According to studies by the Urban Institute, birth rates among 20-something women have declined 15% between 2007 and 2012.
This means that even more women today are foregoing the idea of motherhood and choosing the child-free lifestyle instead. However, the rise in popularity of not wanting children doesn’t make the subject any less taboo or judged. Most women who are convinced they don’t want children are usually considered self-absorbed and heartless.
“Who wouldn’t want to bring such a sweet little thing into the world? How can you be such a heartless monster?”
Me! I don’t want to! And I don’t necessarily think I’m a “monster” for choosing this path, either.

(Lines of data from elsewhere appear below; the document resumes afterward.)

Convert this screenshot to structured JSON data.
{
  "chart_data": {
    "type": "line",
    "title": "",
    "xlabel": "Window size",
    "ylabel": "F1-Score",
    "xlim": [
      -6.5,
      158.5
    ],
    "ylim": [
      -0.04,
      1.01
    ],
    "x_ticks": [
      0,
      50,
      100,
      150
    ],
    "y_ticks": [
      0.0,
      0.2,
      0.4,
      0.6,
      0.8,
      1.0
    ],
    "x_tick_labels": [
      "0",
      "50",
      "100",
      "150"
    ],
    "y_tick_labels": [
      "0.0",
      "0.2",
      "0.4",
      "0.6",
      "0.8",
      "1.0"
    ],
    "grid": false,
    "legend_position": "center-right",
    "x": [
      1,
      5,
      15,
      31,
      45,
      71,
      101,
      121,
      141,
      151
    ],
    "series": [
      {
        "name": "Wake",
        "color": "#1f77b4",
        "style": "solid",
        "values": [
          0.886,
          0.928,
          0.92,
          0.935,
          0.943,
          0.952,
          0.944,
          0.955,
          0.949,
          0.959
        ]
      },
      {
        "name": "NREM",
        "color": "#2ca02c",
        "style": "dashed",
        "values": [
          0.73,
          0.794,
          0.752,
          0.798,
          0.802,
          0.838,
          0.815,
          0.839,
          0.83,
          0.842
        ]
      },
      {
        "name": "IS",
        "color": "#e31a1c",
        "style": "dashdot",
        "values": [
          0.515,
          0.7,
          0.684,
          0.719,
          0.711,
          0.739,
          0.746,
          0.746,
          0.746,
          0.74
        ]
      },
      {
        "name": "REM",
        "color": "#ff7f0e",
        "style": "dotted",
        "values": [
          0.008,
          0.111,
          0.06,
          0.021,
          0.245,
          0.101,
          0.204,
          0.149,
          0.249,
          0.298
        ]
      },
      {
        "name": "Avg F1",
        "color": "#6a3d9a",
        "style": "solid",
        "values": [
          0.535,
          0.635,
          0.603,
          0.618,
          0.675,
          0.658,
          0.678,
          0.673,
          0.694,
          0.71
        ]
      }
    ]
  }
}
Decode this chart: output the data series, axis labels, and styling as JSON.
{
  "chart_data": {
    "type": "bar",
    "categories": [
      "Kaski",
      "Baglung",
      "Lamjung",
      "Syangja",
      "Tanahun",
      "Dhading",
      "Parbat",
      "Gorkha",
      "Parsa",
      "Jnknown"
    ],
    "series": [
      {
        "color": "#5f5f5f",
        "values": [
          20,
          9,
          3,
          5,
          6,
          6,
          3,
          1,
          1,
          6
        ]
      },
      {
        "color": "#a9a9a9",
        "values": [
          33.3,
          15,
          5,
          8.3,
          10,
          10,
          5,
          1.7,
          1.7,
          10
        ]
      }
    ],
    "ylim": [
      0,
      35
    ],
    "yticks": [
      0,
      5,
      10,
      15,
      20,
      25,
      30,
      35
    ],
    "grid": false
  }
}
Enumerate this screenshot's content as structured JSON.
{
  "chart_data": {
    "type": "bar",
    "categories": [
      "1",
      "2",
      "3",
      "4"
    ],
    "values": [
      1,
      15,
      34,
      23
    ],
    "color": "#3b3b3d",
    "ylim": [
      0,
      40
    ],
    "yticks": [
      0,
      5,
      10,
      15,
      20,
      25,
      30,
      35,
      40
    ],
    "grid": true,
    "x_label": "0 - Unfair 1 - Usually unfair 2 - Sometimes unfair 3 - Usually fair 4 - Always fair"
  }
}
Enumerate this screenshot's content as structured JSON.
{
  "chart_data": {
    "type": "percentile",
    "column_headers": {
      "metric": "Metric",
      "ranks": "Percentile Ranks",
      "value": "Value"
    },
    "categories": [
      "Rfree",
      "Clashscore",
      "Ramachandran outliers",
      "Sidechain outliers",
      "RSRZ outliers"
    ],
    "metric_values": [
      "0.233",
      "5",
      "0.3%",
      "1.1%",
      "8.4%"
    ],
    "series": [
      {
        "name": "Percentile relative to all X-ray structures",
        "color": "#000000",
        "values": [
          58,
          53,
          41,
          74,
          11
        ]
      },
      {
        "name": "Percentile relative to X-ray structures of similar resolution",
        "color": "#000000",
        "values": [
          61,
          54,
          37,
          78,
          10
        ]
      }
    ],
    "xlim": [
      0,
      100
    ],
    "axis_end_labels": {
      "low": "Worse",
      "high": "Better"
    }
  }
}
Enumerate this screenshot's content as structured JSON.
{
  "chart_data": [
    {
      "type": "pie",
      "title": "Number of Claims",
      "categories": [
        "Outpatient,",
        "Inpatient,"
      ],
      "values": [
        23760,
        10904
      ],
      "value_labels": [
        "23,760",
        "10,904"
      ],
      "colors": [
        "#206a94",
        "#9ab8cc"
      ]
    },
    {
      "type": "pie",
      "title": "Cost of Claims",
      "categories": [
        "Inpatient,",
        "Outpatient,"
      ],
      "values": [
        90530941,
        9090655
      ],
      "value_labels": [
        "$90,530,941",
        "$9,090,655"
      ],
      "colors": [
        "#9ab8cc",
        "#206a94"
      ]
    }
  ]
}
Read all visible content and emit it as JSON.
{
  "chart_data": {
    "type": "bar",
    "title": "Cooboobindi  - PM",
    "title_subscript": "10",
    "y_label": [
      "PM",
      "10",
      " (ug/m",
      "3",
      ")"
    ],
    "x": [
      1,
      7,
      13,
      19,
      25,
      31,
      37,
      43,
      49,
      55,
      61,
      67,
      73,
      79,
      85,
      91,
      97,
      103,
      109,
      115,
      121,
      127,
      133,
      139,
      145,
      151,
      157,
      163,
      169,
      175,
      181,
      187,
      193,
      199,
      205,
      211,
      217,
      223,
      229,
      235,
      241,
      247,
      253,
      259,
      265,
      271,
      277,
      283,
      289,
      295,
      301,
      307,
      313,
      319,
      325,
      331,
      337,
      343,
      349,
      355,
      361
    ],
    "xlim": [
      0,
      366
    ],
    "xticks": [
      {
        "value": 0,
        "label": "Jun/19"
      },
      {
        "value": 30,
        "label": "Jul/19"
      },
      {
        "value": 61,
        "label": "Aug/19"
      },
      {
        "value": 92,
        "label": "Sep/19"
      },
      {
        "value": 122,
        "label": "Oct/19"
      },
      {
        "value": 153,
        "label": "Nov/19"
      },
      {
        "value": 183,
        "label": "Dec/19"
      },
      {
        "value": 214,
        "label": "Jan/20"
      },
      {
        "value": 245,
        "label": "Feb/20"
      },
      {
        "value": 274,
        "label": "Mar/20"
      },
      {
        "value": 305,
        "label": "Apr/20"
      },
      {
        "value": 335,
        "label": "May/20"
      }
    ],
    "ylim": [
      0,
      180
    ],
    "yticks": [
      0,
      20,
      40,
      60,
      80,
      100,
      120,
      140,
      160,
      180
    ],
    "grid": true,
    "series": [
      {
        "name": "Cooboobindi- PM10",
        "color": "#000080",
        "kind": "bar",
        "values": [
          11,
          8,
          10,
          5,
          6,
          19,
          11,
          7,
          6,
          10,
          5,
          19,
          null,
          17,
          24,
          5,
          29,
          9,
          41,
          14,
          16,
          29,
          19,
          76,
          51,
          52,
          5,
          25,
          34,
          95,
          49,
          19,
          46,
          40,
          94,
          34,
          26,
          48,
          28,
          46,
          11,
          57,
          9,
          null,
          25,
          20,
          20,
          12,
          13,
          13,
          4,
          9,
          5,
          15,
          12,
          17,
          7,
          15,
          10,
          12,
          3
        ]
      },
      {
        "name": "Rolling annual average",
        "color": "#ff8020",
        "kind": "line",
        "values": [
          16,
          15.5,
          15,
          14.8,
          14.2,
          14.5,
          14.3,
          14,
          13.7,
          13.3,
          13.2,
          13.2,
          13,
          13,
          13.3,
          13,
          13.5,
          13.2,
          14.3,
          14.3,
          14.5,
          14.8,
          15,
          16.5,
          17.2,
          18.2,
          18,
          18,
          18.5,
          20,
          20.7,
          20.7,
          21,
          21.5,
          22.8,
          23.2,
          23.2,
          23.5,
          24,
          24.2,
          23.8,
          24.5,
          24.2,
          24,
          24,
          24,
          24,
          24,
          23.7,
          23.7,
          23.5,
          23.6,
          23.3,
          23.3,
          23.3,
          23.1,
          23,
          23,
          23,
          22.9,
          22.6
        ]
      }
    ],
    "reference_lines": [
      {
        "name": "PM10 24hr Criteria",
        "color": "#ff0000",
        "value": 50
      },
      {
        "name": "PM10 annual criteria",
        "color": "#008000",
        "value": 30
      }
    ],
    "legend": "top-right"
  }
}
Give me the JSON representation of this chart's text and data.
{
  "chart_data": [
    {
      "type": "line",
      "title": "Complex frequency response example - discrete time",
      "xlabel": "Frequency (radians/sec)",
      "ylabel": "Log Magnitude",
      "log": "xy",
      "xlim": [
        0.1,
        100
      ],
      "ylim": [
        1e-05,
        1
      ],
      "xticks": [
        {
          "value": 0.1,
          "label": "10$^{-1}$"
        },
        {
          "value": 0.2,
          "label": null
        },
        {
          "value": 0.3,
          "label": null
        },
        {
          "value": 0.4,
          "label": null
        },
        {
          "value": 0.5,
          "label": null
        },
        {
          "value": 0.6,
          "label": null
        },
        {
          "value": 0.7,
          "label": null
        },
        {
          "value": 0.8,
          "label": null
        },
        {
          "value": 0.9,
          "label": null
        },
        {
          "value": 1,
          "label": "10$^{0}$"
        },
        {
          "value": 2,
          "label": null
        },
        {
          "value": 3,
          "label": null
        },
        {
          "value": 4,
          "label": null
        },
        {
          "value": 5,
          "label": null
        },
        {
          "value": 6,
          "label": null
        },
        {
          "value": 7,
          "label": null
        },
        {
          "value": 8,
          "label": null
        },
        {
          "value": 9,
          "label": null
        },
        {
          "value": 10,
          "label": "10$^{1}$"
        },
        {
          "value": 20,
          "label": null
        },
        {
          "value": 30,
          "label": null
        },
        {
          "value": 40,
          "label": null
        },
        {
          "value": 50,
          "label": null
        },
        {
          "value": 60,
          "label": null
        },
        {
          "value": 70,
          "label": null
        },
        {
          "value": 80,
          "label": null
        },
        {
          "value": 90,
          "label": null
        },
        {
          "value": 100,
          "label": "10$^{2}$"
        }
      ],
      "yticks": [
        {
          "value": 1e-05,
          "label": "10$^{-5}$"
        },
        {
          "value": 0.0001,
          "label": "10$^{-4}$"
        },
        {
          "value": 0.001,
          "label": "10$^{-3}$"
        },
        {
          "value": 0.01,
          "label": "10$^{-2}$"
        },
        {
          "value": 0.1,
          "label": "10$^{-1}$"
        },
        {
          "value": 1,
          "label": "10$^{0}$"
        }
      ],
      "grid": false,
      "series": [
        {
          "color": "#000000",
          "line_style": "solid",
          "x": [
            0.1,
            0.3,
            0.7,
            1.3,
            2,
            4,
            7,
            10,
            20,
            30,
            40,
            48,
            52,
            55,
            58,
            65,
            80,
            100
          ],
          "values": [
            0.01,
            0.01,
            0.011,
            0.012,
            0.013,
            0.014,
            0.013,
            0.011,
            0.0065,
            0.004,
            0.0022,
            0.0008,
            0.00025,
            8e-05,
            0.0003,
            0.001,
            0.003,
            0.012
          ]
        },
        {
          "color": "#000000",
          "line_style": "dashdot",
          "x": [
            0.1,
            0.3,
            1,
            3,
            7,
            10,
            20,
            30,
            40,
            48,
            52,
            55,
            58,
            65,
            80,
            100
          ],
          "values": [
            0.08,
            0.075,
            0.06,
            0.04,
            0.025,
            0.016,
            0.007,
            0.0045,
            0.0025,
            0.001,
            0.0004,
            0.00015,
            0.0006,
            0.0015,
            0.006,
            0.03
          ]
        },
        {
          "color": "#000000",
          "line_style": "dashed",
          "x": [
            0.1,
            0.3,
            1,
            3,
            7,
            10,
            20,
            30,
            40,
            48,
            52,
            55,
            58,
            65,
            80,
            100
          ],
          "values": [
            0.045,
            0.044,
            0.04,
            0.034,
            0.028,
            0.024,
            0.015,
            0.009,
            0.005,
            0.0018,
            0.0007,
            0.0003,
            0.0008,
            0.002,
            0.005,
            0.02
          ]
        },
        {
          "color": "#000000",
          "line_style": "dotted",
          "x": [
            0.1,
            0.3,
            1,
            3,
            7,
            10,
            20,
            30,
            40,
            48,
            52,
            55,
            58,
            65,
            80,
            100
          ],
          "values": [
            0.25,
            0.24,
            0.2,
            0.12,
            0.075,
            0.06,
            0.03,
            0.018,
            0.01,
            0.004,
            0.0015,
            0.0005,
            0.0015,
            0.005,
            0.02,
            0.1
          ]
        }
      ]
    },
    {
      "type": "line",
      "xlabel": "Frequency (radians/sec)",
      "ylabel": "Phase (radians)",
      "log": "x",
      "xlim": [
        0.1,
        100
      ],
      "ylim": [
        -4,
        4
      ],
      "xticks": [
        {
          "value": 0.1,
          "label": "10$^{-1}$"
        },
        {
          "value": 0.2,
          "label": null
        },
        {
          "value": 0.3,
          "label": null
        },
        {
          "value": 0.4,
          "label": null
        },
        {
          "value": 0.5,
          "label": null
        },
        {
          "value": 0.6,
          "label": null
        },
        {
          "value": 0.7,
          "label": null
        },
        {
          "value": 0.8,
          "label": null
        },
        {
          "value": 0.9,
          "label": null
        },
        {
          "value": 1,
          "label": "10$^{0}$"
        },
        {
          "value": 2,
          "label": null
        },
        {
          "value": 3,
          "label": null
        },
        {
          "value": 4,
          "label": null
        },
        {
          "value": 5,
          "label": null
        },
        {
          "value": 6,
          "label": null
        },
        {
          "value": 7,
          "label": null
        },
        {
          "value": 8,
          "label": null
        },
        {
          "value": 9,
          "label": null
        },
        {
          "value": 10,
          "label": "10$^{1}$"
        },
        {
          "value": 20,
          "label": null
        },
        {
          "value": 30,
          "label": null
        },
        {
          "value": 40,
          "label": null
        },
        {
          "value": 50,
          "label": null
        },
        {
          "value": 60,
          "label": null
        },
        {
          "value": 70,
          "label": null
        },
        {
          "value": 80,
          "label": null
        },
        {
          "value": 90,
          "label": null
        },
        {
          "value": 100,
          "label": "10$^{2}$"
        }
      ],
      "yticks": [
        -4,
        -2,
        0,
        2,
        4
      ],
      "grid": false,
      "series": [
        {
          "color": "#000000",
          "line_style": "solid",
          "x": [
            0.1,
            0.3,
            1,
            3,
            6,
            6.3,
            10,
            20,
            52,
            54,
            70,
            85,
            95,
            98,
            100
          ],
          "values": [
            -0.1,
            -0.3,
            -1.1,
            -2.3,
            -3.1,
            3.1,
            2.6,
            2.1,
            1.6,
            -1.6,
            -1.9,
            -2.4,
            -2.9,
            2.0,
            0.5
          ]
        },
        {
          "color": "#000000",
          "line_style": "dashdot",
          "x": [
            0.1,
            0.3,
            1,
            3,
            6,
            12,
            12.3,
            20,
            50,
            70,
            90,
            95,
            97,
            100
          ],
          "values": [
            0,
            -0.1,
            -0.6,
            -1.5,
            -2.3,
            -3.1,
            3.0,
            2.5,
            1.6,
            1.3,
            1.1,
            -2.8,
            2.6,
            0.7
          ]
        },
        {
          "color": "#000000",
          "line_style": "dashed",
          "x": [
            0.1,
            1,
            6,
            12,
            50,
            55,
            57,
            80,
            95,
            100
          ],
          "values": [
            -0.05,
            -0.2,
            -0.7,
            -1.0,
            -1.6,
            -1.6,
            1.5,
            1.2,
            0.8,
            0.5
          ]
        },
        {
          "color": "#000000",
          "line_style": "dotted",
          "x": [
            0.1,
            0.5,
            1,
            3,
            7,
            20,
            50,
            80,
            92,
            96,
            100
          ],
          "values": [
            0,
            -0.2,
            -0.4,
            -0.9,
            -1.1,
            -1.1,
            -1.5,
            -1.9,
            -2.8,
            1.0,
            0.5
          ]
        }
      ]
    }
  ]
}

Others usually utter the words: “Oh, you’ll change your mind. Surely you can’t say that.”
This one hurts more. Mostly because it feels like people are treating me like my choices are wrong. You wouldn’t say that if I was talking about wanting a child, right? So why is it OK to say it about not wanting one?
Others love treating the decision as me being selfish. And to them I say: “Yeah, maybe a little! But what’s wrong with that?”
I love my life. I love my career. I love my dog, my boyfriend, and my free time. I like earning my own money and spending it on myself. I take trips when I want to, sleep in on weekends, and can usually buy the shoes without an ounce of regret. Because there’s NOTHING wrong with being a little selfish.
“But what about the family name?”
“Who’s gonna take care of you when you’re old?”
“What are you going to do when you get lonely?”
I actually think it’s more selfish that the only reason you’re asking me to bring a whole living, breathing human into the world is because “I have to”.
And, to answer your questions: I have a brother who can take care of that, I’ll find a way to survive, and I’ll get a bird to keep me company. All of these are things that I can easily solve without forcing a child into the world for the sole purpose of making sure I don’t feel alone when I’m old.
But here’s the kicker: I actually believe I’d be a shit mom.
I really do.
I don’t have the patience or the drive it takes to raise a kid. I can sit around for about 2 hours with a toddler (and that’s pushing it) before I need to do three laps around the house to cool off and unwind.
That’s why I have so much respect for moms: they’re my absolute heroes.
My mom would run on empty when I was a baby: handling a career as a lawyer, taking care of the house, and making sure I didn’t randomly get hurt on the daily. She still does, even though I’m pushing thirty, haven’t lived at home for over 10 years, and can almost take care of myself alone.
Looking even closer, my friends with kids are badass and my friends who want kids have it all planned out, too. They’re all as sure as I am and, more importantly, we’re both equally as understanding of one another. Because this isn’t about being wrong or being right, no matter how hard some people try to pit us against each other.
But it's not all so black and white. There are days when I do wish I wanted kids. Not for myself, but for my family.
It breaks my heart to know that my mom won’t ever have the opportunity to spoil and love her own daughter’s baby like she’s done so with other friends and family members. Even if I have a brother who will surely fill these shoes in the future, I still, sometimes, wish I could give that to her.
But I can’t.
Because whenever I picture life as a mother, I don’t feel joy. I feel panic. I feel stress. I feel resentment. All things you really don’t want to feel towards a baby - real or not.
And as more, and more, and more women come out to express this sentiment, I’ve started to feel a lot more fearless and a lot less guilty about being so damn sure of one of the very, very few things I’ve ever been so sure of: I don’t want kids.
I’ll just stick to being the eccentric auntie.